Her association punctuates my childhood. Memories big and small sprinkle along my growing path. she was in the background as my first decade moulded. She taught me..some lessons in the school campus and some out of it. The fun ones, the tender ones. The ones that form a part of my life's simple chronicles. Those stories that my mom, my aunt and her whispered to each other..the 'grown up woes', the ubiquitous battles of womankind that somehow made way to my innocent, curious ears. Her baby arrived somewhat late on the timeline. 'Mid thirties, poor woman' random people showered unwanted pity. Even at my age back then, it was quiet obvious to me that she commanded envy from her peers, probably because of her beauty, or her affluence or the looks and career of her Captian husband. When the tiny bundle arrived, her man was sailing on the seas. She took it all with a resilient smile. Sometimes I used to catch her sobbing, specially after she would wait in our living room for painful hours, awaiting the analog phone to screech through the suspense. "Will he or won't he?" when the call finally arrived, the air around us used to ease a bit. I used to catch collective sighs of family members around me that waited with her, for her! Her voice used to break a little , shake a little and once the brief call was over..she used to sit down with her face burried into her palms, sobbing softly, sounding like a new born kitten. " He is safe, he is safe" she used to repeat, wiping her tears, inabsolute relief.

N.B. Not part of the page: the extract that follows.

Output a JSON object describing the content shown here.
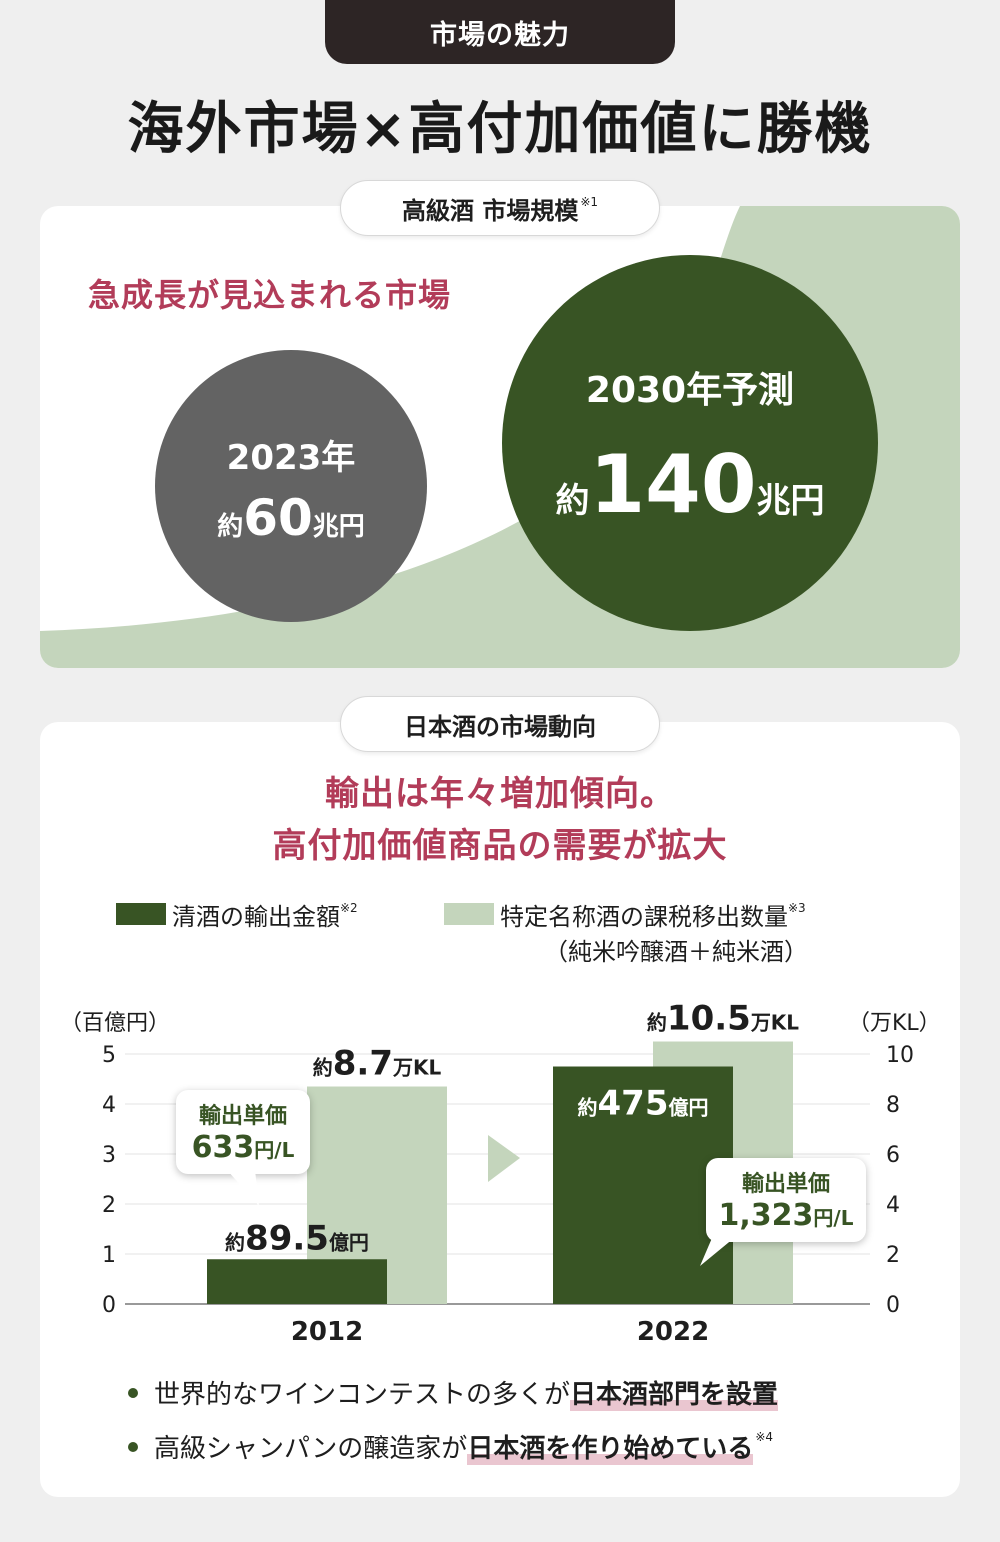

She was perhaps my sneak preview into womanhood. She cared for me tenderly.
Fashion advice, choosing nail polish, talking about crushes, giggles...it was all teeny tiny memories after memories. As I grew up and got married and left my place, I used to see her once in a while, but the connect always happened instantly.
I heard of her passing shortly after having my second child last year. Her only kid barely hit twenties. Her loving spouse was left back to grieve. It rings fresh in my ears, her story about their wedding..her marriage picture placed on her fridge with that flashing joy of a handsome man and an ecstatic bride on his arm, smiling away through the layer of her transperant veil, that bouquet in her arms, held like a baby!

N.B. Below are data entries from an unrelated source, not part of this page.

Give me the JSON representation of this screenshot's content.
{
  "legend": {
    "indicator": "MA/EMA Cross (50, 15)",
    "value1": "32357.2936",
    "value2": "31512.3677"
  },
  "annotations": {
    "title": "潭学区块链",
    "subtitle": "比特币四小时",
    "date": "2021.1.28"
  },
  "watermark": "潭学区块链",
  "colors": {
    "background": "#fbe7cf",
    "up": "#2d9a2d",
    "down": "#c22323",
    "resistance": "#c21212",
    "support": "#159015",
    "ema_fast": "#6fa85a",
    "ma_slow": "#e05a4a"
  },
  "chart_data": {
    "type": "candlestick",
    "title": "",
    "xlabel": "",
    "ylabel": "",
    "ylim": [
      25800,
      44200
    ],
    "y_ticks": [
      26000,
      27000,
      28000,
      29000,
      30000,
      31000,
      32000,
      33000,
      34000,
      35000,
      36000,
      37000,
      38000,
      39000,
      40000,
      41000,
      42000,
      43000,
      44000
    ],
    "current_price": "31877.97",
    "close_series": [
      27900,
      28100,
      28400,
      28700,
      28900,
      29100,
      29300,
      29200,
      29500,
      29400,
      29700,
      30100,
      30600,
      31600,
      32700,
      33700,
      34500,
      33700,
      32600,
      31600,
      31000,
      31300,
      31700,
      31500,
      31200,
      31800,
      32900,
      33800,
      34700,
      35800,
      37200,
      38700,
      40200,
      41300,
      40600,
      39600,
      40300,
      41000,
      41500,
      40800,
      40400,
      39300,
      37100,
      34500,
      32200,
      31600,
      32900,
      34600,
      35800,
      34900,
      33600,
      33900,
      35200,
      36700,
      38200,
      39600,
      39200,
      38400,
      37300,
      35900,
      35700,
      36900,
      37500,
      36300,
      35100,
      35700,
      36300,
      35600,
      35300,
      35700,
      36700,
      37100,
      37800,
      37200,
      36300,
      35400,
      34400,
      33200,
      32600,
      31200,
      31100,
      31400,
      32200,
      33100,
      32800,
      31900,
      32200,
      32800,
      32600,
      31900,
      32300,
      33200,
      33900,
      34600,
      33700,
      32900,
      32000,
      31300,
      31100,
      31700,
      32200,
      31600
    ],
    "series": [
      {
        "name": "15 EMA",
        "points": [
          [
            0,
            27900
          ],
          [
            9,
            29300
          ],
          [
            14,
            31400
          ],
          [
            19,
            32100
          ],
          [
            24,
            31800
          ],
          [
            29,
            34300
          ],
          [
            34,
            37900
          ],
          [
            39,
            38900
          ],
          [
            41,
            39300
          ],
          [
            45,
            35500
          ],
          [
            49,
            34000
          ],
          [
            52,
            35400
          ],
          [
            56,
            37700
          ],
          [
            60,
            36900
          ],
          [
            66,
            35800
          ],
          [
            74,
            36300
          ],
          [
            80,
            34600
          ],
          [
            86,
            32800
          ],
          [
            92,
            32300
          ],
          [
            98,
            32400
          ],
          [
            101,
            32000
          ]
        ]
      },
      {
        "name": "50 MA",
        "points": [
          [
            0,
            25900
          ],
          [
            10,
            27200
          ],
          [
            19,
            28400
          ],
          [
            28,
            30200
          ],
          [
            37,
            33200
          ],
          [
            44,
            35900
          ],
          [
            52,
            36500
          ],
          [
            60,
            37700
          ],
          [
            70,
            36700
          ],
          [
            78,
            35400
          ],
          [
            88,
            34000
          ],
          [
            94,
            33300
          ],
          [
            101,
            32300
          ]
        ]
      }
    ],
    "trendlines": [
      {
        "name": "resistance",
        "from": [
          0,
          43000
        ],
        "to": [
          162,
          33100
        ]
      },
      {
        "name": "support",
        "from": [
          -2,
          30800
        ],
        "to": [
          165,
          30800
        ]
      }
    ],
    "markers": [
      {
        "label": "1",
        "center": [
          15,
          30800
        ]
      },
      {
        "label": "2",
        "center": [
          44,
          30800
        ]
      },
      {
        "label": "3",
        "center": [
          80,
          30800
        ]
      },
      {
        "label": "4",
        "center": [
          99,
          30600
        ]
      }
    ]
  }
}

Beth Esda, their home that was lovingly built. Princy, their bundle of joy! Suddenly, memories of her flood my everyday!
Her name had a prestine tenderness to it. I can get a whiff of its fragrance even today. Sometimes, the name defines the person. Aunty Jasmine, we didn't believe in the same God nor we were tied by blood, but you will live on with me, within me - summing up a sweet part of my childhood.